One of the protesters at Peace Camp 2010 lies down for the night
literally on the front doorstep of the Santa Cruz County Courthouse.
Photo by Becky Johnson August 29, 2010
literally on the front doorstep of the Santa Cruz County Courthouse.
Photo by Becky Johnson August 29, 2010
by Becky Johnson
March 5 2011
Santa Cruz, Ca. -- Yesterday, the newly-elected Judge, Rebecca Connolly faced her first decision regarding the case of Linda Lemaster and the Peace Camp Six. All had been arrested under the State's draconian 647 (e) statute which outlaws "illegal lodging" with the word "lodging" undefined.
Representing Linda Lemaster, Public Defender, Mark Garver had submitted a brief and gotten a response to his brief, at a hearing called a demurrer. Connolly said she'd reviewed both briefs. Garver began by addressing the two cases raised in the Prosecution's brief, both of which addressed camping ordinances. What follows is my version of what I heard, based on my notes and conversations I had with Ms. Lemaster afterwards.
MARK GARVER: In the cases cited by opposition, Joyce v City of San Francisco, and in the People v Scott, in both cases, the statute further defines the behavior addressed. 647 (e) is vague and overbroad. What does it mean to violate it? Does it mean or specify lying down? In Joyce, it states specifically that "merely lying down or sleeping in a bedroll does NOT constitute a violation."
In the People v Scott, it does define "camping" as well. " Camping" is defined as residing or resting in a park for long repetitious periods of time. Your Honor, this is a tangible definition.
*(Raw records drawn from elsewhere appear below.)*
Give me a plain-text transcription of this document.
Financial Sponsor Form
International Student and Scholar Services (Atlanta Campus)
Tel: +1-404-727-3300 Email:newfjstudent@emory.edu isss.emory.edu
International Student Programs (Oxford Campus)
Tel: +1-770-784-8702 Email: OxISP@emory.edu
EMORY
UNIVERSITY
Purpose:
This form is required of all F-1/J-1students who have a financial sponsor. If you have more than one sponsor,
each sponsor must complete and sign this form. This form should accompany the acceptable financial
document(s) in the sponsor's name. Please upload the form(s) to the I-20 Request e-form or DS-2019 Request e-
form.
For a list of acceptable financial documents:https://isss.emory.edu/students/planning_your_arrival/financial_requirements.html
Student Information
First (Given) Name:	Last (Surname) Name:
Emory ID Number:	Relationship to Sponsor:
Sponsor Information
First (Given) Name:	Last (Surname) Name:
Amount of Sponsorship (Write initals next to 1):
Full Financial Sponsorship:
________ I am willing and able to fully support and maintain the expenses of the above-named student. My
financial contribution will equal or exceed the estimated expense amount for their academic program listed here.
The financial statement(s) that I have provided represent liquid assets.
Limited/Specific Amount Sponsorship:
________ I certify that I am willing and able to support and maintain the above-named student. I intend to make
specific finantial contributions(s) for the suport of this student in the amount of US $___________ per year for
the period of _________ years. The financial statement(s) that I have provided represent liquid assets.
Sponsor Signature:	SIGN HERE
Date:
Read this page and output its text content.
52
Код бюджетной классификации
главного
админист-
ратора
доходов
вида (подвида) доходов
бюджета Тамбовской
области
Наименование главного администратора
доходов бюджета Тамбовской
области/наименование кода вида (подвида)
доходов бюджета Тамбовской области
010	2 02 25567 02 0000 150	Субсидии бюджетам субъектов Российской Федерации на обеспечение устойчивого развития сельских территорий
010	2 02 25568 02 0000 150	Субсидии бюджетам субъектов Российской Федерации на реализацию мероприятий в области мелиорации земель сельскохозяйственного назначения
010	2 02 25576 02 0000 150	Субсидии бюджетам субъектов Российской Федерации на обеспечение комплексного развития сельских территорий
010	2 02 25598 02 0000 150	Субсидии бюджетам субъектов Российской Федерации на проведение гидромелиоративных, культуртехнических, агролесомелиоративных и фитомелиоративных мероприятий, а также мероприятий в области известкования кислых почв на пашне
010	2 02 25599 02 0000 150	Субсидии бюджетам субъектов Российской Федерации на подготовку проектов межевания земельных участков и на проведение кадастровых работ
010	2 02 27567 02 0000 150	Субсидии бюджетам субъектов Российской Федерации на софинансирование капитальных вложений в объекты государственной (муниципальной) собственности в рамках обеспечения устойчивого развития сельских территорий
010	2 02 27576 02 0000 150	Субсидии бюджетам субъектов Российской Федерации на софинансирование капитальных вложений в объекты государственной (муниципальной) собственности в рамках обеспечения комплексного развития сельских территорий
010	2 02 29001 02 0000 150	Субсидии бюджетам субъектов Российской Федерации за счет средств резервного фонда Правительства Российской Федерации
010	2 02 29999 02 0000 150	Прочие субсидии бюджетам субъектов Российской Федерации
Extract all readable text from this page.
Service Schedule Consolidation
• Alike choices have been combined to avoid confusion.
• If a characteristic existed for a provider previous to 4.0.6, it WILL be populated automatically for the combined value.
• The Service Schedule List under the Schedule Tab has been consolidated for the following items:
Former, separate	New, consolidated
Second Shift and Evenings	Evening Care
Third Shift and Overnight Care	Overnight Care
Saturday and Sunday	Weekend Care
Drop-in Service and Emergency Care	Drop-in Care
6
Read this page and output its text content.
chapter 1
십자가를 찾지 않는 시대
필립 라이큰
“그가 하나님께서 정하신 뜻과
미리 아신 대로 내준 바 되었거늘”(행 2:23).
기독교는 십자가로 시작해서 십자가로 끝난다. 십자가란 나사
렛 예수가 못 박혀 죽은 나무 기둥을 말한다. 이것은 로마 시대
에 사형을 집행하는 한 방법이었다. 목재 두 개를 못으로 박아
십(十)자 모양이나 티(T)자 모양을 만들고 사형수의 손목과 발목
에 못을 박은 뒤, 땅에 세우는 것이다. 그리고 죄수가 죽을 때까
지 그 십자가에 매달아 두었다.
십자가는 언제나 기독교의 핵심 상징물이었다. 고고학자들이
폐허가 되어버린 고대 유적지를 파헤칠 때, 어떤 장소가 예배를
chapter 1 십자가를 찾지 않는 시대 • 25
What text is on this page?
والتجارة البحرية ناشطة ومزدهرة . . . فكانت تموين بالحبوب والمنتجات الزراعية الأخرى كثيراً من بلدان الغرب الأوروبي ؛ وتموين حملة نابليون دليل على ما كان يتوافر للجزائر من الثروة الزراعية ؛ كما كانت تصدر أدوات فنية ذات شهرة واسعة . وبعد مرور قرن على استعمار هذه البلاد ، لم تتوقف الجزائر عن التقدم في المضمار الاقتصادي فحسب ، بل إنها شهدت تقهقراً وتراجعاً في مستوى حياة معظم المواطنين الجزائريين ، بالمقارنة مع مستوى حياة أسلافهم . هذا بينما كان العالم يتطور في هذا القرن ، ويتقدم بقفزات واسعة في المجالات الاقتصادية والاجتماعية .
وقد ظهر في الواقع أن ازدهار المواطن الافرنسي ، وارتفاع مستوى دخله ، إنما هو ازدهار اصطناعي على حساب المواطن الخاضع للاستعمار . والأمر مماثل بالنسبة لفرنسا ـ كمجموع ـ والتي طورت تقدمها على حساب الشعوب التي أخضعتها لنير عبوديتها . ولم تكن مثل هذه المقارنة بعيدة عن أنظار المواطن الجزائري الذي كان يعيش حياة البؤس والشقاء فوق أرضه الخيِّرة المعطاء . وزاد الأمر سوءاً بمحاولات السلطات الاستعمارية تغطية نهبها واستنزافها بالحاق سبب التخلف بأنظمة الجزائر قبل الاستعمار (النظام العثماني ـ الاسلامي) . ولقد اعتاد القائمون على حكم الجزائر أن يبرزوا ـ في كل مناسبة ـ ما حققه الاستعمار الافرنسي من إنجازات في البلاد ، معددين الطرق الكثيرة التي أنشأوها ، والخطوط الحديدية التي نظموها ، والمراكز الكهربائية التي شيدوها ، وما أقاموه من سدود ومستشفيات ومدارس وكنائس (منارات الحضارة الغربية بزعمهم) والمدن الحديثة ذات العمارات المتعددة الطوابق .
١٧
Under PC 647 (e) it's not clear if a person violates the statute after one-half hour, or 10 minutes, or after a period of days. Even in the language of the courts on ruling on the W. Hollywood (camping) ordinance, the Justices said "If the City of W. Hollywood had not provided a definition of "camping" they would not have found their ordinance constitutional."
But here, the opposition expects us to merely substitute the word "lodging" for "camping."
What's illegal is using that claim as a living accommodation sufficient to provide guidelines to police to enforce what lodging is. Can we tell what "lodging" is after 5 minutes? Ten minutes? One-half hour? Is it for lying down? Is if for sleeping? This lends itself to arbitrary enforcement by police, or so said the Hawaii Supreme Court when they reviewed the ordinance.
DISTRICT ATTORNEY MCKINNEY: I just saw this case today so I'm not going to respond to those arguments.
MARK GARVER: The Hawaiian decision was different from the Scott decision in that it was "camping" and it did have a definition of "camping." Still it was found vague for other reasons. It defined what "living accommodations" were. It said that's "remaining for a prolonged period not for recreational use." Here we have no definition of "lodging."
And if "lodging" can be defined as someone who stands, sits, or publicly assembles in a protest, it can be used to disperse that protest. I am challenging this ordinance on its face as well as as applied.
DISTRICT ATTORNEY MCKINNEY: In the Hawaiian case, I haven't had the chance to review it all but I don't think you should give it much weight. In Joyce, it details a 647 (i) which is virtually identical to (j) --and they found it was NOT unconstitutional. As for over-broad or unconstitutional, that was not addressed in the counselor's response.
JUDGE REBECCA CONNOLLY: I can't believe this statute is vague. Regarding Constitutional issues, I don't think it's so vague it would influence the 1st amendment. How about the ruling in Scott where they said that "If they'd had a definition...?"
DISTRICT ATTORNEY MCKINNEY: It said it "might" be unconstitutional. We all have a common sense understanding of "camping." We all have a common sense notion of what "lodging" is.
JUDGE REBECCA CONNOLLY: I find the statute as written is sufficient on its face.
As to the citation, it's sufficient As to the citation, it's sufficient to address the charges -- it says it's illegal to "lodge" --with respect to 647 (e), is not void for being over-broad. I'm going to rule to deny the demurrer.
With respect to this case, Judge John Gallagher is handling all the camping cases.
MARK GARVER: So for all purposes that means Department 2?
JUDGE REBECCA CONNOLLY: Yes. Judge Gallagher. Next hearing March 11th at 8:30AM., Dept. 2. I want to thank everyone here. It was very well argued by counsel. Thank-you for your attention to detail. I'll assign it to Dept. 2 in Judge Gallager's court.